Horm Res. 2007;68 Suppl 5:166-72. doi: 10.1159/000110617. Epub 2007 Dec 10.
Increased production of growth hormone (GH) and insulin-like growth factor-I (IGF-I) in patients with acromegaly is associated with a twofold increase in mortality compared with the general population. The range of standardised mortality rates in various studies ranges from 1.2 to 3.6.
Multivariate analysis has indicated that post-treatment serum GH levels and, in a number of studies, serum IGF-I levels are the most powerful predictors of outcome. Normal IGF-I concentrations and random GH levels <2.5 microg/l measured by polyclonal radioimmunoassay result in optimal outcome. Other factors adversely influencing mortality include hypertension and a long interval between onset of the disorder and diagnosis.

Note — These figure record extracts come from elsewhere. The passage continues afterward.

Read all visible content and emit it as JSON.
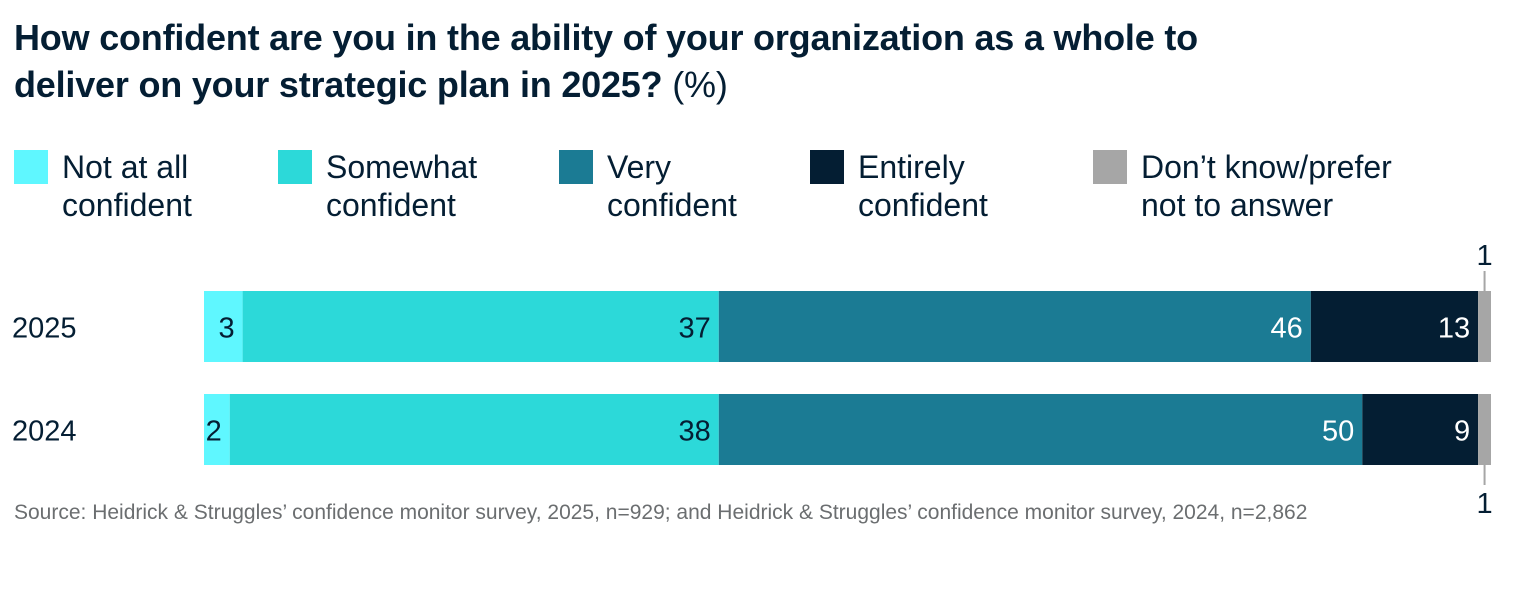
{
  "title": {
    "bold_text": "How confident are you in the ability of your organization as a whole to deliver on your strategic plan in 2025?",
    "unit_text": "(%)"
  },
  "chart_data": {
    "type": "bar",
    "orientation": "horizontal",
    "stacked": true,
    "categories": [
      "2025",
      "2024"
    ],
    "series": [
      {
        "name": "Not at all confident",
        "color": "#5ff7ff",
        "values": [
          3,
          2
        ],
        "labels": [
          "3",
          "2"
        ],
        "label_color": "#041e33"
      },
      {
        "name": "Somewhat confident",
        "color": "#2cd9d9",
        "values": [
          37,
          38
        ],
        "labels": [
          "37",
          "38"
        ],
        "label_color": "#041e33"
      },
      {
        "name": "Very confident",
        "color": "#1b7b94",
        "values": [
          46,
          50
        ],
        "labels": [
          "46",
          "50"
        ],
        "label_color": "#ffffff"
      },
      {
        "name": "Entirely confident",
        "color": "#041e33",
        "values": [
          13,
          9
        ],
        "labels": [
          "13",
          "9"
        ],
        "label_color": "#ffffff"
      },
      {
        "name": "Don’t know/prefer not to answer",
        "color": "#a6a6a6",
        "values": [
          1,
          1
        ],
        "labels": [
          "1",
          "1"
        ],
        "label_color": "#041e33",
        "label_placement": "outside"
      }
    ],
    "legend": {
      "position": "top",
      "items": [
        {
          "label": "Not at all\nconfident",
          "color": "#5ff7ff"
        },
        {
          "label": "Somewhat\nconfident",
          "color": "#2cd9d9"
        },
        {
          "label": "Very\nconfident",
          "color": "#1b7b94"
        },
        {
          "label": "Entirely\nconfident",
          "color": "#041e33"
        },
        {
          "label": "Don’t know/prefer\nnot to answer",
          "color": "#a6a6a6"
        }
      ]
    },
    "xlim": [
      0,
      100
    ],
    "xlabel": "",
    "ylabel": "",
    "grid": false
  },
  "source": "Source: Heidrick & Struggles’ confidence monitor survey, 2025, n=929; and Heidrick & Struggles’ confidence monitor survey, 2024, n=2,862"
}
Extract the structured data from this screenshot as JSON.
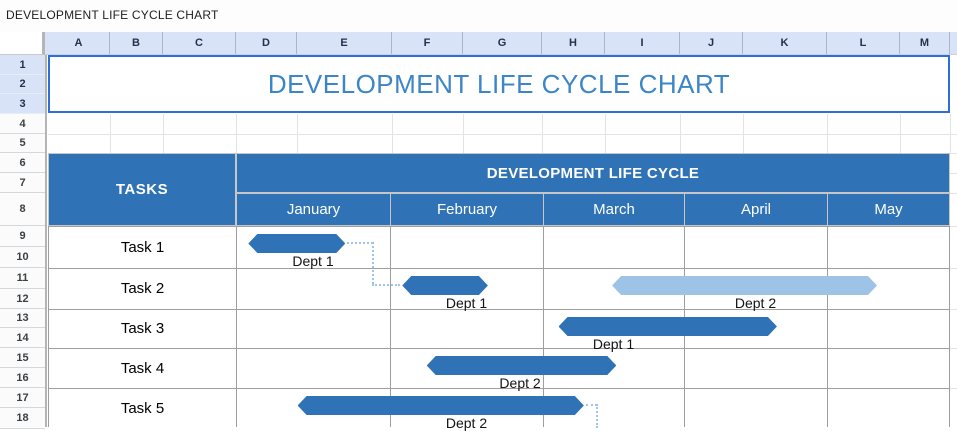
{
  "window": {
    "title": "DEVELOPMENT LIFE CYCLE CHART"
  },
  "sheet": {
    "column_letters": [
      "A",
      "B",
      "C",
      "D",
      "E",
      "F",
      "G",
      "H",
      "I",
      "J",
      "K",
      "L",
      "M"
    ],
    "row_numbers": [
      "1",
      "2",
      "3",
      "4",
      "5",
      "6",
      "7",
      "8",
      "9",
      "10",
      "11",
      "12",
      "13",
      "14",
      "15",
      "16",
      "17",
      "18"
    ],
    "selected_rows": [
      1,
      2,
      3
    ],
    "title_cell": {
      "text": "DEVELOPMENT LIFE CYCLE CHART"
    }
  },
  "chart_data": {
    "type": "gantt",
    "title": "DEVELOPMENT LIFE CYCLE CHART",
    "table_header": {
      "tasks_label": "TASKS",
      "group_label": "DEVELOPMENT LIFE CYCLE"
    },
    "months": [
      "January",
      "February",
      "March",
      "April",
      "May"
    ],
    "tasks": [
      {
        "name": "Task 1",
        "bars": [
          {
            "label": "Dept 1",
            "start_month": 0.08,
            "end_month": 0.71,
            "shade": "dark",
            "label_center_month": 0.5
          }
        ]
      },
      {
        "name": "Task 2",
        "bars": [
          {
            "label": "Dept 1",
            "start_month": 1.08,
            "end_month": 1.64,
            "shade": "dark",
            "label_center_month": 1.5
          },
          {
            "label": "Dept 2",
            "start_month": 2.49,
            "end_month": 4.41,
            "shade": "light",
            "label_center_month": 3.5
          }
        ]
      },
      {
        "name": "Task 3",
        "bars": [
          {
            "label": "Dept 1",
            "start_month": 2.11,
            "end_month": 3.65,
            "shade": "dark",
            "label_center_month": 2.5
          }
        ]
      },
      {
        "name": "Task 4",
        "bars": [
          {
            "label": "Dept 2",
            "start_month": 1.24,
            "end_month": 2.52,
            "shade": "dark",
            "label_center_month": 1.85
          }
        ]
      },
      {
        "name": "Task 5",
        "bars": [
          {
            "label": "Dept 2",
            "start_month": 0.4,
            "end_month": 2.29,
            "shade": "dark",
            "label_center_month": 1.5
          }
        ]
      }
    ],
    "connectors": [
      {
        "from_task": 0,
        "from_bar": 0,
        "to_task": 1,
        "to_bar": 0
      },
      {
        "from_task": 4,
        "from_bar": 0,
        "offscreen_down": true
      }
    ]
  },
  "colors": {
    "header_fill": "#2F72B5",
    "bar_dark": "#2F72B5",
    "bar_light": "#9DC3E6",
    "title_text": "#3C85C6",
    "selection_border": "#2C6FD6",
    "selected_header_bg": "#D8E3F8",
    "connector": "#9FC5E8"
  }
}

Analysis of recent reports suggests that adoption of treatment guidelines with appropriate post-treatment target ranges for GH and IGF-I, together with the availability of newer methods to control GH oversecretion, has significantly improved patient outcomes.
与普通人群相比,肢端肥大症患者生长激素(GH)和胰岛素样生长因子-I(IGF-I)分泌增加,其死亡率增加两倍。各项研究中标准化死亡率范围为1.2至3.6。
多变量分析表明,治疗后血清GH水平以及在一些研究中血清IGF-I水平是预后最有力的预测因素。通过多克隆放射免疫测定法测得的IGF-I浓度正常且随机GH水平<2.5微克/升可产生最佳预后。其他对死亡率有不利影响的因素包括高血压以及疾病发作与诊断之间的间隔时间长。
近期报告分析表明,采用针对GH和IGF-I的具有适当治疗后目标范围的治疗指南,以及采用控制GH分泌过多的新方法,已显著改善了患者预后。